How much money Pandora saves in the ASCAP court verdict

ASCAP vs Pandora dollar chart 638w

Pandora just saved about $21-million.

The recently concluded ASCAP vs. Pandora trial, in which a royalty rate to ASCAP-represented publishers and songwriters was set through 2015, could be framed as a draw. ASCAP did not achieve a higher royalty rate, which it argued for, and Pandora was not granted a rate reduction. Federal judge Denise Cote locked in the existing rate, preserving the status quo. (See the RAIN trial summary here.)

But crunching the arithmetic shows the court decision comes much closer to Pandora’s desired outcome than ASCAP’s, and provides a view of how much money Pandora saved — or ASCAP lost, depending on the viewpoint.

The court ruling establishes that Pandora will continue paying 1.85% of its revenue to ASCAP. Pandora petitioned for a reduction to 1.7%, which is what terrestrial radio pays. ASCAP had a more complex proposal that contained a retroactive element (the trial started in 2012). In ASCAP’s proposed model, Pandora would pay the 1.85% rate for 2011 and 2012 (which it did), then get bumped up to 2.5% for 2013, retroactively. For 2014 and 2015, ASCAP asked for 3% of Pandora’s revenue. (See Billboard’s article here.)
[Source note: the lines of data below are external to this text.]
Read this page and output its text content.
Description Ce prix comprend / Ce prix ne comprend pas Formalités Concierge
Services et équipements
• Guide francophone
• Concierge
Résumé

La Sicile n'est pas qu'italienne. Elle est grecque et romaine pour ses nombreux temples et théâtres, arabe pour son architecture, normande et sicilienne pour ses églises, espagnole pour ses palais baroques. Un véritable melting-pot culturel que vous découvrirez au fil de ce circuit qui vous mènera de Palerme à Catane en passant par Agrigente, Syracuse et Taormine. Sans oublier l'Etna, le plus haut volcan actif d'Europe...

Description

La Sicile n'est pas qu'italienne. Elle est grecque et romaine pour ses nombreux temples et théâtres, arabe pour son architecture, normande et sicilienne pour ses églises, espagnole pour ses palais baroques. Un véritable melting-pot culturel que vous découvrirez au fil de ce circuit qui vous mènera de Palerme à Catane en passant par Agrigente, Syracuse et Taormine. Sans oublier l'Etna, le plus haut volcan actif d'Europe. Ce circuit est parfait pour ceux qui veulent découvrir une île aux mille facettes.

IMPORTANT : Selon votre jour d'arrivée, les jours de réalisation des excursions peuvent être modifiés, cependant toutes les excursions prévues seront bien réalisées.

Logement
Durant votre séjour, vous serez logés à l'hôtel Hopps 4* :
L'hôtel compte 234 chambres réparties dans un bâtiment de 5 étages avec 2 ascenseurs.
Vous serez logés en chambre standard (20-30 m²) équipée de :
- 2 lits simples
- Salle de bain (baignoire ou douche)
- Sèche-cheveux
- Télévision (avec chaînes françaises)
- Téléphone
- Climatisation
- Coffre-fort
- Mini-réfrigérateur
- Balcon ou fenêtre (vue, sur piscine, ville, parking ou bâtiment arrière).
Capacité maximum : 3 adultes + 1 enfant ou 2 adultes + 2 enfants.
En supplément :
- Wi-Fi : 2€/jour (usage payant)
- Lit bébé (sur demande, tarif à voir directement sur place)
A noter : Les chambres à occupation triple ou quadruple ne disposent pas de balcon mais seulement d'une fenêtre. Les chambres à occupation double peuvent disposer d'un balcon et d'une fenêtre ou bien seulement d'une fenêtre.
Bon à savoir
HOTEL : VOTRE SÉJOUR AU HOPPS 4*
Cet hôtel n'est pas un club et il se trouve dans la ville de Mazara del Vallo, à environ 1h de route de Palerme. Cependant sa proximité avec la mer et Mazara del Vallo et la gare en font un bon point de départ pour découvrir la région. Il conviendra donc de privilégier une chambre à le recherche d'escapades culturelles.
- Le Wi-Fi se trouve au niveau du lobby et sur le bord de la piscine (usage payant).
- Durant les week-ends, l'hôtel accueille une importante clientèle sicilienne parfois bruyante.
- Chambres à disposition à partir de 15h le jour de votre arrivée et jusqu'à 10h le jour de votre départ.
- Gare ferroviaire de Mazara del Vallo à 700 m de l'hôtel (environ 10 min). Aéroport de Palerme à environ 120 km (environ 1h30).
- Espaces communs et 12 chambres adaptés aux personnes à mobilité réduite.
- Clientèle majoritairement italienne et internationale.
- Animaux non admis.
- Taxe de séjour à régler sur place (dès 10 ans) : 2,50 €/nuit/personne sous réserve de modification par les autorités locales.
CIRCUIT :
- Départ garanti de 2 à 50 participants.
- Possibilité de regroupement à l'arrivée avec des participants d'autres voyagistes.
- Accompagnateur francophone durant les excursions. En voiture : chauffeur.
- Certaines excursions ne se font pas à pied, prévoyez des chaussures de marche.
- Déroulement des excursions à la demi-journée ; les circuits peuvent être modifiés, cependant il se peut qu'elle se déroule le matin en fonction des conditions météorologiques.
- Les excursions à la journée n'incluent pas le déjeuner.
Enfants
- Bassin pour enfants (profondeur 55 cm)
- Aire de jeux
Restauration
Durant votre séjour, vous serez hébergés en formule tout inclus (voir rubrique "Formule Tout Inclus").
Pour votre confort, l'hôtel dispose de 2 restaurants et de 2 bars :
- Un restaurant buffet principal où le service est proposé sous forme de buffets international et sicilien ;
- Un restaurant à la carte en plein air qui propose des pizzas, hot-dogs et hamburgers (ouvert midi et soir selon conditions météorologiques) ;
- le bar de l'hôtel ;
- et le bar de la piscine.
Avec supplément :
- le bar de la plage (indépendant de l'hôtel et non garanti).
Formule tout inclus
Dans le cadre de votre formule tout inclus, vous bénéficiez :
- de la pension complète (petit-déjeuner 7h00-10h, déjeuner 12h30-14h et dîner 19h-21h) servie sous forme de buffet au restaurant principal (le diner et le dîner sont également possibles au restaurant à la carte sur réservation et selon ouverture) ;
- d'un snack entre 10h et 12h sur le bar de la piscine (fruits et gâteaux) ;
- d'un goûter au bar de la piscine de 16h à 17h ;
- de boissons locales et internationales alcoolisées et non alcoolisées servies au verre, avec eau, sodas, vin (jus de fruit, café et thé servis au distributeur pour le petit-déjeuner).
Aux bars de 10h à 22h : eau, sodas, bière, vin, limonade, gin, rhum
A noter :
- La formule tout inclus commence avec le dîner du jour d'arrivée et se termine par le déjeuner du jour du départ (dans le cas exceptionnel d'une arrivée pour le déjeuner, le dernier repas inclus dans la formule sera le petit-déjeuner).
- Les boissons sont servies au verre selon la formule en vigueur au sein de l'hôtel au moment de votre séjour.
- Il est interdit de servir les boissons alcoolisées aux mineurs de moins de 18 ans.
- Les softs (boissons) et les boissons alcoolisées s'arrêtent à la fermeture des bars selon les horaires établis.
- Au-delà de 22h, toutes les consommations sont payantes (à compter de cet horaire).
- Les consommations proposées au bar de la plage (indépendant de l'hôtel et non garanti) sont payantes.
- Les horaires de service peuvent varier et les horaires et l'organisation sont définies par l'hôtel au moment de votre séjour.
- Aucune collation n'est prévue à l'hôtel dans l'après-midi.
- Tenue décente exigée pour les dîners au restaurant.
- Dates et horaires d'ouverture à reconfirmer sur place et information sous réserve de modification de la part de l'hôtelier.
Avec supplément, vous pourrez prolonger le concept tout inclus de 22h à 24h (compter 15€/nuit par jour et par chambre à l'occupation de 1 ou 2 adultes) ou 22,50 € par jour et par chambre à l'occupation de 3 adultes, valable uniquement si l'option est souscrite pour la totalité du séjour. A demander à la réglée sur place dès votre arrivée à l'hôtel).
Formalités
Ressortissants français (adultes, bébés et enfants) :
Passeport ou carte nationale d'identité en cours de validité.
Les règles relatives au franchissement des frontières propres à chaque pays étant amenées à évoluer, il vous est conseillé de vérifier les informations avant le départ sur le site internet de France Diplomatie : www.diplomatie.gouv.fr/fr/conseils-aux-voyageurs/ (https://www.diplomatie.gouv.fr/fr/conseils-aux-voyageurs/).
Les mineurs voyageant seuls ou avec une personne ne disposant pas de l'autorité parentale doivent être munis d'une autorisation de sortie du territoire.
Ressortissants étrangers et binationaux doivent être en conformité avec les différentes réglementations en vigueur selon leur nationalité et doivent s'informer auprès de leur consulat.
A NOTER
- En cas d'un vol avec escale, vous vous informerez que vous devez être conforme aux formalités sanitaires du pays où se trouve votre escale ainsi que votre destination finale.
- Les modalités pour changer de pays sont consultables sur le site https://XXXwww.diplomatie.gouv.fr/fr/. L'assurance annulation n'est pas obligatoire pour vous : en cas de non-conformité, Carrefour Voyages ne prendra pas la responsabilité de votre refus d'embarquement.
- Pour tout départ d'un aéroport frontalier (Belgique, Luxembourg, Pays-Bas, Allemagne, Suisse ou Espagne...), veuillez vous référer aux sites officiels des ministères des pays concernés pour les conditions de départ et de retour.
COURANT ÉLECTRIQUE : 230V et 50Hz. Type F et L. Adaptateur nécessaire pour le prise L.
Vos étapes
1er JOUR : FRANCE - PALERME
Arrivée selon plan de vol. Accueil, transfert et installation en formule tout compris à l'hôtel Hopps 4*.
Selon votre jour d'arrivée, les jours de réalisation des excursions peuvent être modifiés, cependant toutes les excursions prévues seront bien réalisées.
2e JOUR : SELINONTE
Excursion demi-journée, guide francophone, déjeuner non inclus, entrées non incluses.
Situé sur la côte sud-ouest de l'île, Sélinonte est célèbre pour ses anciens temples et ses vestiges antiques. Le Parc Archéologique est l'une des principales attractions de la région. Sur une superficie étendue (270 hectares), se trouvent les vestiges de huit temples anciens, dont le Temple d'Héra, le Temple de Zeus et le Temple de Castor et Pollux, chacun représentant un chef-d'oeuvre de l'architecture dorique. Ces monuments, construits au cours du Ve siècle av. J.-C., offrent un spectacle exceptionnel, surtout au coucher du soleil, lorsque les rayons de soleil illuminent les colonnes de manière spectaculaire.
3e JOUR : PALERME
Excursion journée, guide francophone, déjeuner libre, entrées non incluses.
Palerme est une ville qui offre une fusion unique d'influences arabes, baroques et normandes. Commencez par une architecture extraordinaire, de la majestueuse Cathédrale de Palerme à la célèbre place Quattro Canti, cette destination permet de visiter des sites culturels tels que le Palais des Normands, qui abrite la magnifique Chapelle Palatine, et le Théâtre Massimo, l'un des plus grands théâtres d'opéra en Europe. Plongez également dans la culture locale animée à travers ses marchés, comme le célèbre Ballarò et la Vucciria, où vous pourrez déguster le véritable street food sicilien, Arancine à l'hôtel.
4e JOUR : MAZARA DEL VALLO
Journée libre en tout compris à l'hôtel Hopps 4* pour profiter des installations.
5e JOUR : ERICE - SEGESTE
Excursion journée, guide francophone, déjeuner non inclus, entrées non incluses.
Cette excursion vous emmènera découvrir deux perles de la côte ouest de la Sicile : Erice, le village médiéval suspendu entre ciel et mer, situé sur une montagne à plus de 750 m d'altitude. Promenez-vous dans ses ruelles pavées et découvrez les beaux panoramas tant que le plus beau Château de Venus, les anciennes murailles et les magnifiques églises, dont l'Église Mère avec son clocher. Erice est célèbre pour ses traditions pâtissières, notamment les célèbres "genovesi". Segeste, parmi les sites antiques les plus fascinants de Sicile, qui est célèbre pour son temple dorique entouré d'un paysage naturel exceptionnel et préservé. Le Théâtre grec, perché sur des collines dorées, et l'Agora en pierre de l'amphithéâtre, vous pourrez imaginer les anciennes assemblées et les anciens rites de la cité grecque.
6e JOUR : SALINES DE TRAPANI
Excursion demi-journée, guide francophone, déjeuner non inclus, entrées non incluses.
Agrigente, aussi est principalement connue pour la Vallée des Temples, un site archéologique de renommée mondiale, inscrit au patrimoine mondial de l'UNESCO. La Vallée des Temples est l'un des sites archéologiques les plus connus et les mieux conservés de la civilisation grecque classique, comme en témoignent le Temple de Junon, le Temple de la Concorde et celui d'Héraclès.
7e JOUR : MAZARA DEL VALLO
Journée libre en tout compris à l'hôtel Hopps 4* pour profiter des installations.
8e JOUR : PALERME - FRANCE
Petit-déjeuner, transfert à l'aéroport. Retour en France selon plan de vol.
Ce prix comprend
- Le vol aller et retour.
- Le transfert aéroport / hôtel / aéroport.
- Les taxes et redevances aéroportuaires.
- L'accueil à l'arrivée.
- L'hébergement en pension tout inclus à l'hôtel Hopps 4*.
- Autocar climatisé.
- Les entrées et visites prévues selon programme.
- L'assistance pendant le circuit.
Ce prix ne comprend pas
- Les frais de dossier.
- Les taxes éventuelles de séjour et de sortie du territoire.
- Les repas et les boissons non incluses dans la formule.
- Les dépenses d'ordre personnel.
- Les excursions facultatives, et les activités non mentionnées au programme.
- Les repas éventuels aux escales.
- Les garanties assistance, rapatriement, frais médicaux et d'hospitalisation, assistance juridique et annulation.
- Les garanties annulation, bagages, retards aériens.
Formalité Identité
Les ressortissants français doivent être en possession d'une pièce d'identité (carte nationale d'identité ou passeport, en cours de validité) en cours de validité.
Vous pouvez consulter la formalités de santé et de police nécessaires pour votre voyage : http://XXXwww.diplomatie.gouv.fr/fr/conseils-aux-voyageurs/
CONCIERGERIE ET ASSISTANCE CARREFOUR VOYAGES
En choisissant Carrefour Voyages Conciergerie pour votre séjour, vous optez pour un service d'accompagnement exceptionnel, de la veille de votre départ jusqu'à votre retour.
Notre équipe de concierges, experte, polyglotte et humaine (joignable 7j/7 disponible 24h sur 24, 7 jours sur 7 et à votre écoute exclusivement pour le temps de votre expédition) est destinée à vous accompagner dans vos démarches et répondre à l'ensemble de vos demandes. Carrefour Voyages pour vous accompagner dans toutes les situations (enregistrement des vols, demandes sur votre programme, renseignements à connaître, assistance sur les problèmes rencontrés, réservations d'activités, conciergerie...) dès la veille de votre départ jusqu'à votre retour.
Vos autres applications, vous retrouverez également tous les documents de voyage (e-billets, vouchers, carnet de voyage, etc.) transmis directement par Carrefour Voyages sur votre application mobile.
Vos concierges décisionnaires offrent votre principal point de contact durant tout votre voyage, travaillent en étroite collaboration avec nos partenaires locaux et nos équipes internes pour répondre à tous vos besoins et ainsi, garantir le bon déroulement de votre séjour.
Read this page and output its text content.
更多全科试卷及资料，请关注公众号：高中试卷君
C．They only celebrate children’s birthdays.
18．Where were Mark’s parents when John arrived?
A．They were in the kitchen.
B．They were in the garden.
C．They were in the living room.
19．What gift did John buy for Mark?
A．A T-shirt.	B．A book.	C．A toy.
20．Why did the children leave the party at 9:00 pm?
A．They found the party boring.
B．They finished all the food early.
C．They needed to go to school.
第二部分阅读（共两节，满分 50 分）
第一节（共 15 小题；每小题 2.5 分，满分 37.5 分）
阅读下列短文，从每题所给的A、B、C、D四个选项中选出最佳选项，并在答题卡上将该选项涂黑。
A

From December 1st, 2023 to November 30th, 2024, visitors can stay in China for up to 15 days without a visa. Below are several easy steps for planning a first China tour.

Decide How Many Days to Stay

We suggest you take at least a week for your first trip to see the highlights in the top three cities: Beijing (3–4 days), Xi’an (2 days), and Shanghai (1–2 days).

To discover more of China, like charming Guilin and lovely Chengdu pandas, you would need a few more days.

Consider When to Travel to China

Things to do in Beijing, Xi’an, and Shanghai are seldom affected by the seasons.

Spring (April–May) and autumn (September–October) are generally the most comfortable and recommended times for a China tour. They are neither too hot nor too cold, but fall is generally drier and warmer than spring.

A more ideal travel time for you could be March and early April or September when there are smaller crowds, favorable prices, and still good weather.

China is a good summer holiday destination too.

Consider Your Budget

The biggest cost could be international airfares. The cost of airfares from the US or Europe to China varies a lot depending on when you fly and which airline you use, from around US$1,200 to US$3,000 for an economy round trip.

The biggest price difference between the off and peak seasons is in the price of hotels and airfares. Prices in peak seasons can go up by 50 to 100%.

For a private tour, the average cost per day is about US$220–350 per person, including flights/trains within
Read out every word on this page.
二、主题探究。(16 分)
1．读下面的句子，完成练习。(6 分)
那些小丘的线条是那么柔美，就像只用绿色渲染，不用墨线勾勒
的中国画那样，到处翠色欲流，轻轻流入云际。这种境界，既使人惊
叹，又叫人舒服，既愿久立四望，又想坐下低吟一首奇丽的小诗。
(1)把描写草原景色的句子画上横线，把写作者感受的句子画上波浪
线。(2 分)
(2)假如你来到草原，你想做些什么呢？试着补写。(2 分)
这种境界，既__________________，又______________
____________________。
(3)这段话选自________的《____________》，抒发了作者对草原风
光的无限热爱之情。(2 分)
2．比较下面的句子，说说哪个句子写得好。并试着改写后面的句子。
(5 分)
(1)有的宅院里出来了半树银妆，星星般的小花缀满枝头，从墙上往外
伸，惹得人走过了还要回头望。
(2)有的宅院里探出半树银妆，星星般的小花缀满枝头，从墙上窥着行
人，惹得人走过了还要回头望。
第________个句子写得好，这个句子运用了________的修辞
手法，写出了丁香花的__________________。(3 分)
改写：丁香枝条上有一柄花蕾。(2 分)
Pandora, a publicly traded company, has declared its revenues for 2011, 2012, and 2013 (as well as earlier years that don’t figure in the litigation). For this exercise, 2014 and 2015 earnings are projected (e.g. guessed) on the basis of modest growth. Here is Pandora’s revenue trend from 2009 through 2013:

2009 $55,190,000
2010 $137,760,000 150% growth
2011 $274,340,000 99% growth
2012 $427,150,000 56% growth
2013* $600,233,000 41% growth

*Revenue for 2013 is accounted for an 11-month period. Pandora was operating with a peculiar fiscal year that ran from Feb. 1 to Jan 31. Last year the company aligned its accounting with the calendar by lopping off January and reporting an 11-month year. Fiscal-year 2014 will be Jan-Dec.

To fill in Pandora’s revenue for 2014-2015, in order to estimate how much Pandora will save on royalties, we noticed Pandora’s decelerating growth and gave it a modest 20% revenue gain for 2014, and a 10% gain for 2015. (This is conservatism, not pessimism.)

The upshot: Pandora saved $21,296,27 from ASCAP’s proposed rate solution, assuming decelerated growth in 2014-2015. To put it another way, that’s how much ASCAP lost in this trial. Pandora lost, too — by not achieving its goal of reducing the royalty rate Pandora lost $4,221,465 from its ideal solution of a 1.7% rate over the five-year period. Still, this trial clearly came through in Pandora’s favor.